Tweetalige printerversie Eentalige printerversie

Schriftelijke vraag nr. 4-132

van Louis Ide (CD&V N-VA) d.d. 14 januari 2008

aan de minister van Sociale Zaken en Volksgezondheid

Bepaling van de gezinslast - Formulier 225 - Onderscheid tussen beroepsinkomen en vervangingsinkomen - Discriminatie

arbeidsbezoldiging
bestrijding van discriminatie
gezinslast
invaliditeitsverzekering
sociale uitkering
cumulatie van inkomsten

Chronologie

14/1/2008Verzending vraag (Einde van de antwoordtermijn: 14/2/2008)
13/3/2008Antwoord

Herindiening van : schriftelijke vraag 4-97

Vraag nr. 4-132 d.d. 14 januari 2008 : (Vraag gesteld in het Nederlands)

Deze vraag handelt over formulier 225 voor de bepaling van de gezinslast. Dit formulier maakt een onderscheid tussen een beroepsinkomen en een vervangingsinkomen.

Wanneer de partner van een invalide een vervangingsinkomen geniet dat lager ligt dan 758,63 euro dan kan de invalide persoon genieten van 65% van het brutoloon. Ligt dit bedrag hoger dan heeft de betrokkene recht op 40%.

Heeft de partner een beroepsinkomen, dan is het grensbedrag 1283,91 euro. Is het inkomen van de partner hoger, dan heeft de betrokken invalide persoon recht op 40%. Ligt het beroepsinkomen tussen de twee eerder vermelde bedragen, dan heeft men recht op 50%. Ligt het lager dan 758,63 euro dan heeft men recht op 65%.

Het dient nog gezegd dat er vroeger geen onderscheid werd gemaakt tussen de verschillende soorten inkomens. Dit verschil werd in het leven geroepen om mensen die werken toch nog een financieel voordeel te verschaffen.

Wat is de achterliggende gedachte achter het gemaakte onderscheid tussen een beroepsinkomen en een vervangingsinkomen?

Wordt er iets gedaan om deze discriminatie weg te werken?

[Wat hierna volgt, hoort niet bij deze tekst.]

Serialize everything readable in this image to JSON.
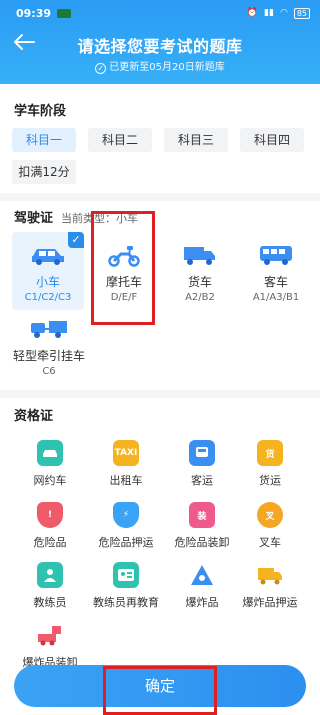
{
  "status_bar": {
    "time": "09:39",
    "battery": "85"
  },
  "header": {
    "title": "请选择您要考试的题库",
    "subtitle": "已更新至05月20日新题库"
  },
  "stage": {
    "title": "学车阶段",
    "options": [
      "科目一",
      "科目二",
      "科目三",
      "科目四",
      "扣满12分"
    ],
    "selected": "科目一"
  },
  "license": {
    "title": "驾驶证",
    "current_type": "当前类型：小车",
    "vehicles": [
      {
        "name": "小车",
        "sub": "C1/C2/C3",
        "icon": "car-icon",
        "selected": true
      },
      {
        "name": "摩托车",
        "sub": "D/E/F",
        "icon": "motorcycle-icon",
        "selected": false
      },
      {
        "name": "货车",
        "sub": "A2/B2",
        "icon": "truck-icon",
        "selected": false
      },
      {
        "name": "客车",
        "sub": "A1/A3/B1",
        "icon": "bus-icon",
        "selected": false
      },
      {
        "name": "轻型牵引挂车",
        "sub": "C6",
        "icon": "trailer-icon",
        "selected": false
      }
    ]
  },
  "qualification": {
    "title": "资格证",
    "items": [
      {
        "name": "网约车",
        "icon": "ride-hailing-icon",
        "color": "#2fc2b0"
      },
      {
        "name": "出租车",
        "icon": "taxi-icon",
        "color": "#f5b31f",
        "glyph": "TAXI"
      },
      {
        "name": "客运",
        "icon": "passenger-bus-icon",
        "color": "#3b8ff2"
      },
      {
        "name": "货运",
        "icon": "freight-icon",
        "color": "#f5b31f",
        "glyph": "货"
      },
      {
        "name": "危险品",
        "icon": "danger-shield-icon",
        "color": "#f05a6a",
        "glyph": "!"
      },
      {
        "name": "危险品押运",
        "icon": "lightning-shield-icon",
        "color": "#3aa3f5",
        "glyph": "⚡"
      },
      {
        "name": "危险品装卸",
        "icon": "load-icon",
        "color": "#f05a8a",
        "glyph": "装"
      },
      {
        "name": "叉车",
        "icon": "forklift-icon",
        "color": "#f5a623",
        "glyph": "叉"
      },
      {
        "name": "教练员",
        "icon": "instructor-icon",
        "color": "#2fc2b0"
      },
      {
        "name": "教练员再教育",
        "icon": "instructor-card-icon",
        "color": "#2fc2b0"
      },
      {
        "name": "爆炸品",
        "icon": "explosive-icon",
        "color": "#3b8ff2"
      },
      {
        "name": "爆炸品押运",
        "icon": "explosive-truck-icon",
        "color": "#f5b31f"
      },
      {
        "name": "爆炸品装卸",
        "icon": "explosive-load-icon",
        "color": "#f05a6a"
      }
    ]
  },
  "confirm_label": "确定"
}
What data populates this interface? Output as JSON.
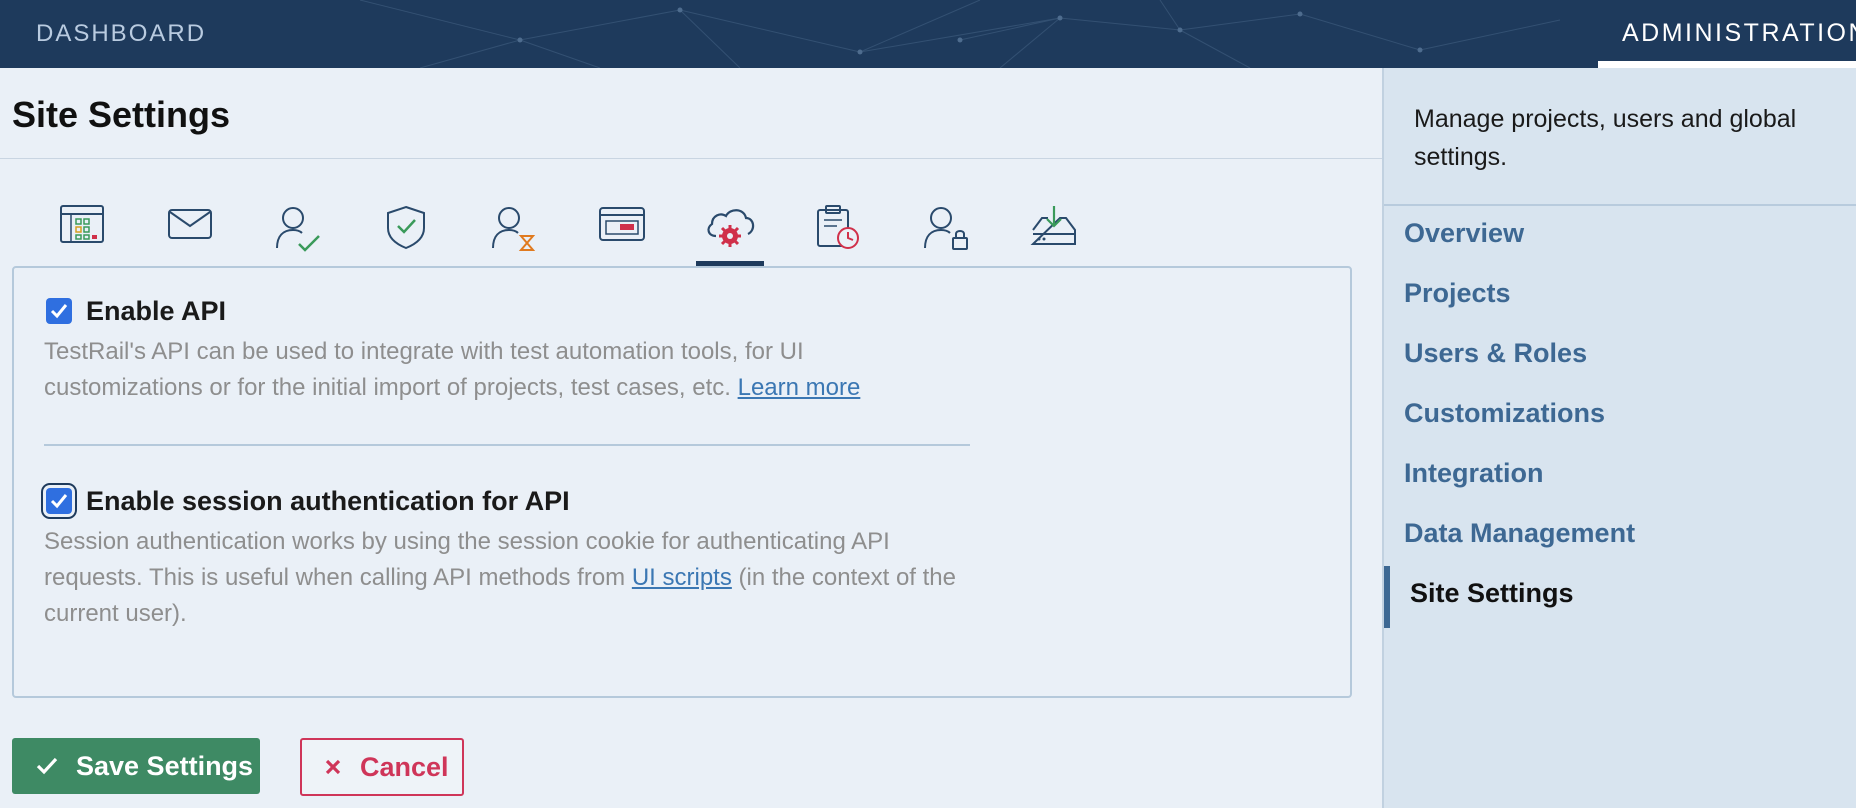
{
  "topbar": {
    "dashboard_label": "DASHBOARD",
    "administration_label": "ADMINISTRATION"
  },
  "page": {
    "title": "Site Settings"
  },
  "tabs": [
    {
      "icon": "overview-grid-icon"
    },
    {
      "icon": "email-icon"
    },
    {
      "icon": "user-check-icon"
    },
    {
      "icon": "shield-check-icon"
    },
    {
      "icon": "user-hourglass-icon"
    },
    {
      "icon": "browser-window-icon"
    },
    {
      "icon": "cloud-gear-icon",
      "active": true
    },
    {
      "icon": "clipboard-clock-icon"
    },
    {
      "icon": "user-lock-icon"
    },
    {
      "icon": "inbox-download-icon"
    }
  ],
  "options": {
    "enable_api": {
      "label": "Enable API",
      "checked": true,
      "desc_text": "TestRail's API can be used to integrate with test automation tools, for UI customizations or for the initial import of projects, test cases, etc. ",
      "link_text": "Learn more"
    },
    "session_auth": {
      "label": "Enable session authentication for API",
      "checked": true,
      "desc_before": "Session authentication works by using the session cookie for authenticating API requests. This is useful when calling API methods from ",
      "link_text": "UI scripts",
      "desc_after": " (in the context of the current user)."
    }
  },
  "buttons": {
    "save_label": "Save Settings",
    "cancel_label": "Cancel"
  },
  "sidebar": {
    "description": "Manage projects, users and global settings.",
    "items": [
      {
        "label": "Overview"
      },
      {
        "label": "Projects"
      },
      {
        "label": "Users & Roles"
      },
      {
        "label": "Customizations"
      },
      {
        "label": "Integration"
      },
      {
        "label": "Data Management"
      },
      {
        "label": "Site Settings",
        "active": true
      }
    ]
  },
  "colors": {
    "topbar": "#1e3a5c",
    "accent_link": "#3d6893",
    "save_green": "#3e8a64",
    "cancel_red": "#cf3559",
    "checkbox_blue": "#2f6fe0"
  }
}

Antwoord ontvangen op 13 maart 2008 :

De arbeidsongeschiktheids- en invaliditeitsuitkeringen die in het kader van de uitkeringsverzekering worden uitbetaald zijn afhankelijk van de gezinssituatie van de gerechtigde. Om na te gaan of een gerechtigde personen ten laste heeft, wordt rekening gehouden met het inkomen van de gezinsleden. Indien het inkomen van de persoon ten laste hoger is dan een bepaald grensbedrag (momenteel 758,63 euro) verliest de gerechtigde de gezinslast en wordt hij als samenwonende beschouwd. Sinds 1 juli 2004 is echter een tweede grensbedrag vastgelegd (momenteel 1 283,91 euro). Wanneer het inkomen van de persoon ten laste samengesteld is uit beroepsinkomsten waarvan het bedrag ligt tussen de twee grensbedragen, wordt de gerechtigde niet meer beschouwd als samenwonende, maar gelijkgesteld met een alleenstaande gerechtigde.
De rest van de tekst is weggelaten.